The Sin of the Self-Righteous
“Your brother has come, and your father has killed the fattened calf, because he has received him back safe and sound.” But he was angry and refused to go in. Luke 15:27-28
Self-righteousness is one of those attributes that’s easy to see in others. In my own addiction, I was acutely sensitive to those whom I felt looked down on me. I knew everyone struggled with something and I was annoyed by those who were prideful about the fact that they’d never struggled with addiction. You’re not better than me. You’re just an arrogant jerk and you can’t see it!
Self-righteousness is one of those attitudes that is easy to adopt without seeing it in ourselves. As soon as I began to recover, it was natural to begin looking down on those who were still engaged in some struggle. What’s wrong with you? I dealt with my mess. Why don’t you?
Self-righteousness was the sin of the older brother in the story of the prodigal son. In the parable, Jesus described how the younger brother returned home after running off and living recklessly. The loving father – who just wanted his son back – embraced the prodigal son, showered him with grace, and celebrated his return.
The older brother was bitter. Look, these many years I have served you, and I never disobeyed your command, yet you never gave me a young goat, that I might celebrate with my friends. But when this son of yours came, who has devoured your property with prostitutes, you killed the fattened calf for him (Luke 15:29-30)!

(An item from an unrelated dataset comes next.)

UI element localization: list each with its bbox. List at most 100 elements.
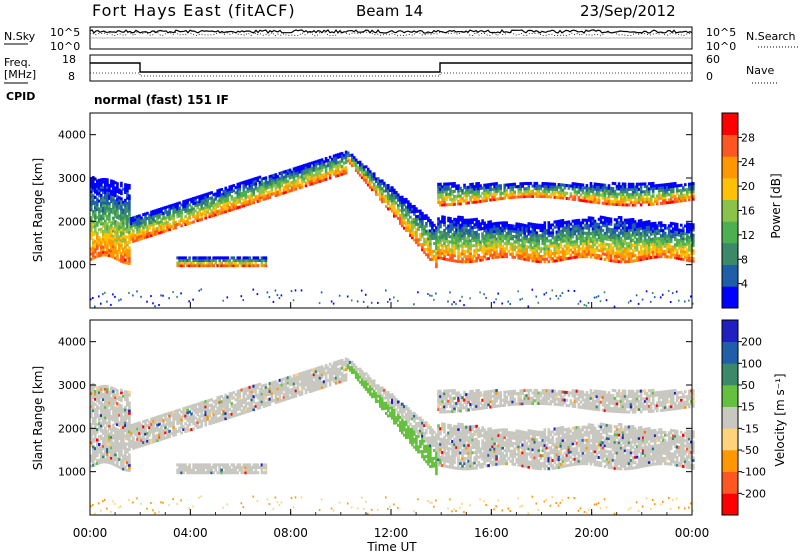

The older son refused to celebrate. He was right in believing that his little brother had sinned greatly. Where he went wrong though, was in believing himself to be better and more deserving of his father’s love. The story leaves us with the older brother remaining outside of the celebration and outside of his father’s grace. Believing himself to be good enough on his own, he couldn’t stand the grace of his father and so, he chose to live in exile from it. In the end, one of the brothers was healed by grace and one chose the misery of self-righteousness.
None of us are good enough to earn God’s love. We receive it only when we acknowledge our need and humbly turn to him. If we desire to live by grace, we must accept that we all struggle and that we all need the father.